Marine biologists and researchers were excited by the discovery of the 80,000-pound male whale because the massive, deep-diving sperm whales tend to avoid coastal regions and they’re not normally seen in Maine.
The whale, which had been dead for about a month, was spotted off Outer Heron Island, near Boothbay Harbor, said Toby Stephenson, curator of the Bar Harbor Whale Museum, which hopes to display the bones.
Scientists motored down the coast in a whale-watching boat, had a diver hook a length of rope around the leviathan’s jaw and slowly towed it back to Bar Harbor.
From there, it was brought to the town landing in Tremont for butchering.
Twenty volunteers cut away the meat and fat on Tuesday and readied the tons of flesh to be composted at a site in Tremont.
The carcass was so big and oily that volunteers had to comply with environmental regulations while butchering it.

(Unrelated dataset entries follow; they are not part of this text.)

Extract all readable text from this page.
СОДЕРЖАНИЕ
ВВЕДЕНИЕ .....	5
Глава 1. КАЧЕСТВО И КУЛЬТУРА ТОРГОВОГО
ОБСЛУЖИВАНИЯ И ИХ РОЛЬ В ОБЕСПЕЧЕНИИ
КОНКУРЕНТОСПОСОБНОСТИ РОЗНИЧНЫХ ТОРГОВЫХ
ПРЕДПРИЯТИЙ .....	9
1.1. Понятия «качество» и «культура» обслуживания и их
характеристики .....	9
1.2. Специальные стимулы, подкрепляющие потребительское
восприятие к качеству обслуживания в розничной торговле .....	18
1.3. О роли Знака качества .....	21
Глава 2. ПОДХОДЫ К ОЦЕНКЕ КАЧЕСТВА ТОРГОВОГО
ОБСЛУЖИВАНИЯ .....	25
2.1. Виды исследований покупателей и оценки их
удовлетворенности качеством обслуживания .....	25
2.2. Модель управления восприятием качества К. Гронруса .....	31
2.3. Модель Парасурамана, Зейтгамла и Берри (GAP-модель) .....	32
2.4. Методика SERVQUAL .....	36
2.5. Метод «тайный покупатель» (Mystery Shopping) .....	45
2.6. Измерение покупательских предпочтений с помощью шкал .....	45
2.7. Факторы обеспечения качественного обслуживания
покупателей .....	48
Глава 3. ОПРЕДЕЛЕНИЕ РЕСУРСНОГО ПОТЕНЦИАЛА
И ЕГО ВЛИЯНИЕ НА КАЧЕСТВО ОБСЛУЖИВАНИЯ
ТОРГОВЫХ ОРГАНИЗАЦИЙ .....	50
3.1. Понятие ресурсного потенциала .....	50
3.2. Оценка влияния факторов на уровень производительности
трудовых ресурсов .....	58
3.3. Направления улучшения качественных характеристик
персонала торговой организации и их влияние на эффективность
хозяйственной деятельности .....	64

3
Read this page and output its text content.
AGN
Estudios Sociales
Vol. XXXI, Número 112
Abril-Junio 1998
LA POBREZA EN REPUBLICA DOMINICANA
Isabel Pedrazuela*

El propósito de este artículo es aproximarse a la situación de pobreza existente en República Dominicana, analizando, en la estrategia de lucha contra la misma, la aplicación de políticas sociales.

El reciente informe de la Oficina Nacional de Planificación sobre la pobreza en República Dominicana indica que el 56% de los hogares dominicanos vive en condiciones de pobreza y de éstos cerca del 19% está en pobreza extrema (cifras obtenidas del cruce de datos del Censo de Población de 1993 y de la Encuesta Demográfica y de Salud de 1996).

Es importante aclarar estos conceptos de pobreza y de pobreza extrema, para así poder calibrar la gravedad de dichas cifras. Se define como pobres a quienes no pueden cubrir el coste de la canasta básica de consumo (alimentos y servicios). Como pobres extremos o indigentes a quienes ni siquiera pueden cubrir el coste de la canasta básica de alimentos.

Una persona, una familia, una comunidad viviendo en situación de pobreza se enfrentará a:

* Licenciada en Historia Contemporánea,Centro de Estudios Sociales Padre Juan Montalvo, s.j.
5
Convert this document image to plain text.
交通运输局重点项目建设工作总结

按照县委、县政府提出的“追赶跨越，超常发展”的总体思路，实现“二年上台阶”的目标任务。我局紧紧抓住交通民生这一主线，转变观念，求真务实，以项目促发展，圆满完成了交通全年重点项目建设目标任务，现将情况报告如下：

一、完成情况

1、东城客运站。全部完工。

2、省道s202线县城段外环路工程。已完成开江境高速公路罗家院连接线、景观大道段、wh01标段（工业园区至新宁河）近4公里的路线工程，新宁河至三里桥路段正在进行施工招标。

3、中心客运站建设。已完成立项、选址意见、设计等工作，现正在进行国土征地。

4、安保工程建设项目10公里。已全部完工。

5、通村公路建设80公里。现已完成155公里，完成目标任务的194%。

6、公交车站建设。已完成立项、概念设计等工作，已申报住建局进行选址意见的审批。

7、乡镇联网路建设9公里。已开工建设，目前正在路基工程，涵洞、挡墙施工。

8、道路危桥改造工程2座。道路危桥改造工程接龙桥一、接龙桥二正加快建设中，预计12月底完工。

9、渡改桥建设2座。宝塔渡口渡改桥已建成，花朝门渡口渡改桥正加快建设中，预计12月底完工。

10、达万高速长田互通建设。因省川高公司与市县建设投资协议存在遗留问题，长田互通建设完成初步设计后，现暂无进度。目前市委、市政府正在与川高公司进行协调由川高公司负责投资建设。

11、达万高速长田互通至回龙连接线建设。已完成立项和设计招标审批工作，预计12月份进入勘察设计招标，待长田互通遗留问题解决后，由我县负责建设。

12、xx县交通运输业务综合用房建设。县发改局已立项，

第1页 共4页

The Trenton Volunteer Fire Department helped place oil-absorbing pads in the water, and a contractor used an excavator to pull the whale up over the high-water mark, said Mark King of the Maine Department of Environmental Protection.
The state Department of Marine Resources has called for closing the boat ramp for a week because of water-quality concerns, King said.
Sperm whales are the largest toothed whales, and the deepest-diving.
They can plunge up to two miles into the ocean in the quest for their primary prey, giant squid.
A group of third-graders from Calvary Chapel Christian School in Orrington had heard about the whale and made an impromptu field trip to check it out.
“I think it’s exciting to see a dead whale,” said Orianna Green, 8, of Brewer.
She added, “I would like to see a not-dead one.”